No contest
The Wright Brothers gave us powered flight.
Bezos can now give rich tourists a big thrill and a bigger bill.
Progress!
SpaceX has retired the first rocket it managed to land in one piece and erected the remains on Sunday outside the company's US headquarters. The 156-foot (47-meter) rocket is the first stage of SpaceX's Flight 20 launch, which touched down at Cape Canaveral last December. Since then, its innards have been removed and …
When I were a lad I built a rocket out of a washing up liquid bottle and loo roll tubes (fear not my old man was a miserable bastard so we never had the posh stuff so I didnt have to wait long) and I left in the driveway over night.

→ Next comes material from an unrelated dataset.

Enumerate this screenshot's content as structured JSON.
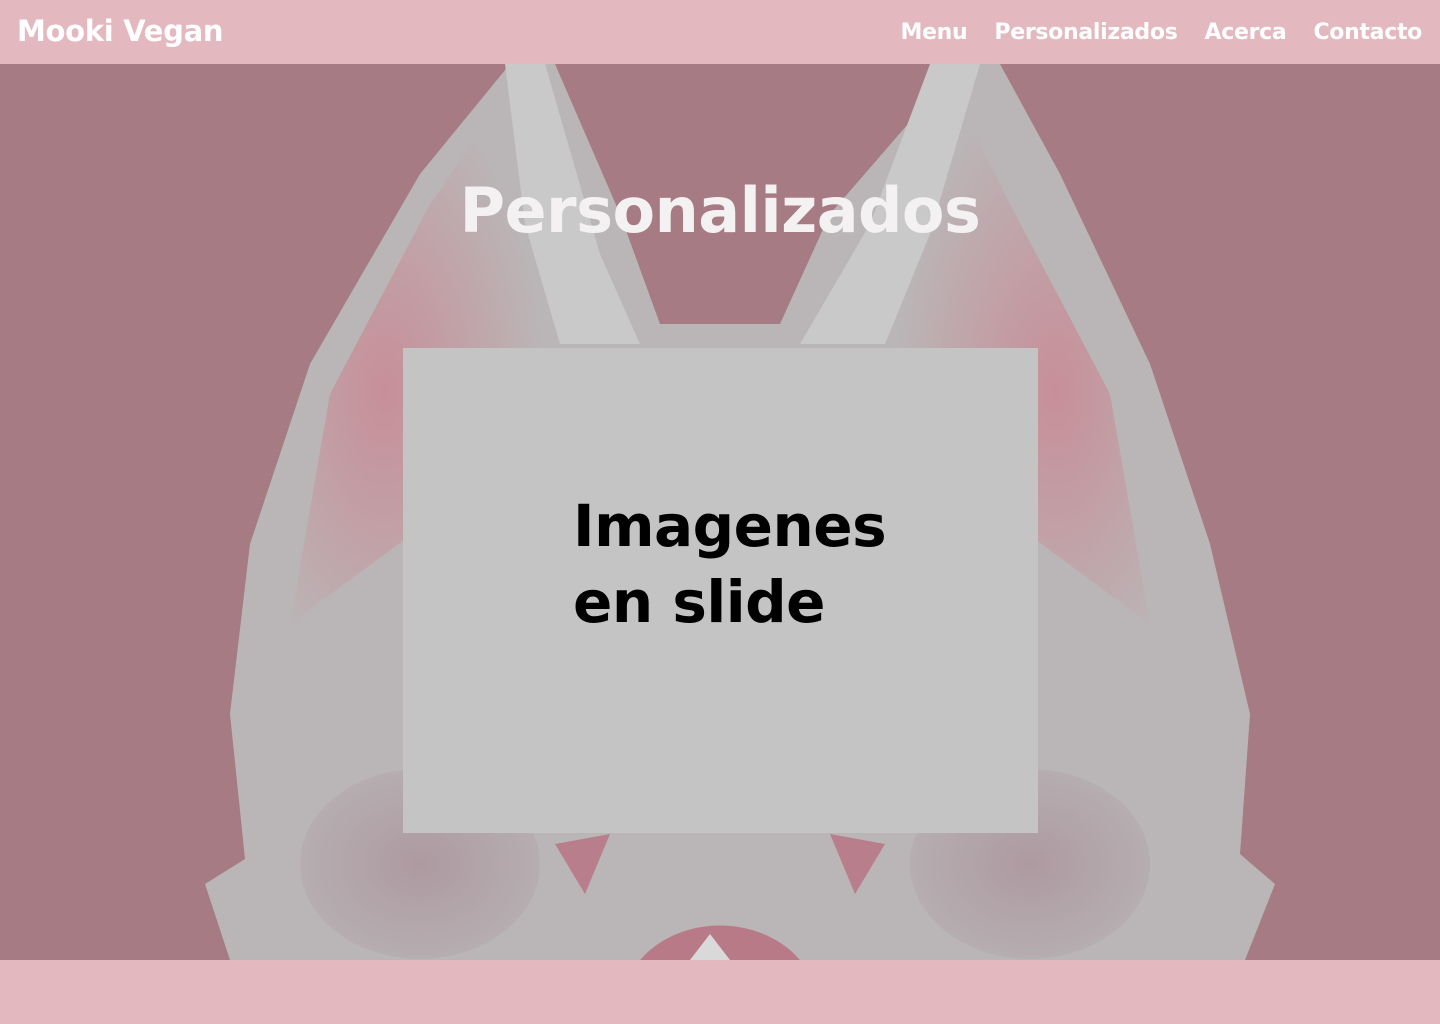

Next day it was gone because the bin men took it.
As long as he doesnt leave it too near the bins he should be ok.
Also, there cant be many pikeys round there. It'd take a brave man round here to leave that much scrap out.
When I was a lad, I used to pack match-heads into empty shell-casings and then crimp the opening partially shut. I learned that: The difference between a really good rocket and a pipe-bomb is vanishingly small. Got the hang of it, and didn't loose any fingers but in hindsight it probably wasn't something a 12 year old should be playing with.
FAA, don't think of it like a obstical planes could run into during foggy conditions because it is massively taller than everything else around the airport, think of it as a massively tall easy way to distinguish where the airfield when scanning the horizon for it.
Both are technically important milestones. Bezos showed it was technically feasible which is very important in its own right. But Musk showed that it is a viable for actually launching useful payloads which is even more important. True the time before the two events was very short but Bezos showed Musk's idea was reasonable if technically more difficult.
Credit should be given to Musk's team for solving the technical problems so quickly, a brilliant piece of work.
A parallel is most (Americans) think Lindbergh was the first to successful fly a plane non-stop across the Atlantic. This overlooks that Alcock and Brown did not about 8 years earlier. And a few months/weeks before Alcock and Brown the USN flew a seaplane across the Atlantic with a few hops. To me Bezos' did want the USN did while Musk jumped ahead to Lindbergh, skipping Alcock and Brown.
"Flight 20 wasn't the first rocket to successfully reach space and return, since Jeff Bezos' New Shepard rocket managed that a month before"
Nope... SpaceShipOne did it first. (From a non-governmental perspective)
Some may argue the Space Shuttle did it first.
Bezos achieved the first Earth bound powered landing, which is a different thing.